Every year throngs of people converge on the tiny little Mexican province of Patzcuaro to celebrate the lives of the dead. It’s a colourful ritual of offerings by family members welcoming the souls of their loved ones back into their hearts and homes. This is Dia de los Muertos.
A hot tip if you’re visiting the area is to have handy small change or lollies for the trick or treaters. There will be plenty of requests for your offering and turning away a miniature Frankenstein or Dracula’s Bride can be heart wrenching! Also note, the children don’t just put their hand out on Halloween (31st October), but every day of the weeklong festival.
While in Patzcuaro, we also visited a few of the city’s historic buildings such as;
· The House of 11 Patios – an ex-convent built between the 18th and 19th centuries
· The Basilica – built in the 16th century and beneath which lies the pre-Hispanic remains of a sacred Purepecha (local Indigenous people) ceremonial site and
· The Public Library containing a mural by the artist Juan O’Gorman which depicts the story of the Purepecha’s history up until the Mexican Revolution.
A beautiful town with friendly characters and a rich history invites any traveller to come and experience it all for them self. Oh and if that all makes you thirsty, visit Miguel at El Cajaro for a mescal and some local tunes.

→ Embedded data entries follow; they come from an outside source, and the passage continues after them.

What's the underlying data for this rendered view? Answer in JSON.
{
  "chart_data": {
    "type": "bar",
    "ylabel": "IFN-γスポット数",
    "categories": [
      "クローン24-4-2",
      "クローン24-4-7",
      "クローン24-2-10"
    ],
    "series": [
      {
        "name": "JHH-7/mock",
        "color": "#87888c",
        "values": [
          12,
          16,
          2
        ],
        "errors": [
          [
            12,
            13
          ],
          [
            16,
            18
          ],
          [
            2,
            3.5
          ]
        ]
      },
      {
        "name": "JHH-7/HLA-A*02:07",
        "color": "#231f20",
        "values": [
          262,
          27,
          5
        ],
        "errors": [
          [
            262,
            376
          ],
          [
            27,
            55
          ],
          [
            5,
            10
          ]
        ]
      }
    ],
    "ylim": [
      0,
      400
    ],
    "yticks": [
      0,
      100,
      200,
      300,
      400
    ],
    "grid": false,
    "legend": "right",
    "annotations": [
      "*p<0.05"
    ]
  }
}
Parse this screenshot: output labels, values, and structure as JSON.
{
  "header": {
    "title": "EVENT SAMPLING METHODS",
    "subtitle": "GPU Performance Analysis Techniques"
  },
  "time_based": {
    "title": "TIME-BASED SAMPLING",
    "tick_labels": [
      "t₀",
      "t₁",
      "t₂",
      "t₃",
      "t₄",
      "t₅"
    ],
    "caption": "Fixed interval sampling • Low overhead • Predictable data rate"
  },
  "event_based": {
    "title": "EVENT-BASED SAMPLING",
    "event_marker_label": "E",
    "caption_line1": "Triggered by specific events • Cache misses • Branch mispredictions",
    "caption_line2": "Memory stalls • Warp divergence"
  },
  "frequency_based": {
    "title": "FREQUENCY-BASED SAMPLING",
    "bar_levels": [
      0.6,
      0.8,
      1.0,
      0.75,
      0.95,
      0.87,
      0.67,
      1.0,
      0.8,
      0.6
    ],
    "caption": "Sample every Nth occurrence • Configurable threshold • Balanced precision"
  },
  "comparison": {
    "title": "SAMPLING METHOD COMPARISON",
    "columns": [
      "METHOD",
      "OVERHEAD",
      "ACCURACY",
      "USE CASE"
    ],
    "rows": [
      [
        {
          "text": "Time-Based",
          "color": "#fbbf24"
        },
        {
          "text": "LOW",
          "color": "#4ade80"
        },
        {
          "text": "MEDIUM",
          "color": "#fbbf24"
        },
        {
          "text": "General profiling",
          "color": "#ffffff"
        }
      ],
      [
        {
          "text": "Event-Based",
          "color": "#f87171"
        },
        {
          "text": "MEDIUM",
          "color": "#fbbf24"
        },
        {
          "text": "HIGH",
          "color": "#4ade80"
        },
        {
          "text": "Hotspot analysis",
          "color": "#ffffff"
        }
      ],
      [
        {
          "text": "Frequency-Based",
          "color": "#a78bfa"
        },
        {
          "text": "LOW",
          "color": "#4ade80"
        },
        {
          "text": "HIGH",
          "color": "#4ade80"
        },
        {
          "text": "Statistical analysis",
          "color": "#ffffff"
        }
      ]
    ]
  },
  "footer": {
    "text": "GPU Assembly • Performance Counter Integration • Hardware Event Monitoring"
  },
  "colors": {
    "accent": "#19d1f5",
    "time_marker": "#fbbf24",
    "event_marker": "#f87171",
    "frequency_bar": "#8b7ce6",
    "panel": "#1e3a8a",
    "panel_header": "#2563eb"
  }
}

Walking through the cemetery in Tzintzuntzan 17km north of Patzcuaro, thousands of marigolds adorn the majority of graves, a symbol to Mictlantecuhtli, the Aztec god of the dead. Other flowers such as chrysanthemums, gladiolas, baby’s breath and cockscomb are also used to enhance the headstones along with offerings such as pan de muertos (bread of the dead), candles, incense, fruit and anything else the dead enjoyed while living.
It was here we met Rafael decorating the graves of his parents and brother. He kindly allowed us to place some of the flowers he had prepared on the graves and spoke to us of the proceedings for the day. He told us it was a celebration of life and a way to remember those who had passed. It is his favourite day and he looked forward to it each year.
Graveside vigils are also common with family members spending the night in homage and observance of those passed. We witnessed this vigil on the Isla de Janitzio, a $50 peso return ferry from Patzcuaro. Over commercialised, the Island is more designed to accommodate tourists than grieving relatives and the atmosphere wrought with drunk teenagers and travellers, filling their bellies with cheap tequila and fresco. Depending on the experience you’re after, we’d recommend Tzintzuntzan for the traditional look at proceedings or Janitzio if you’re more interested in a party.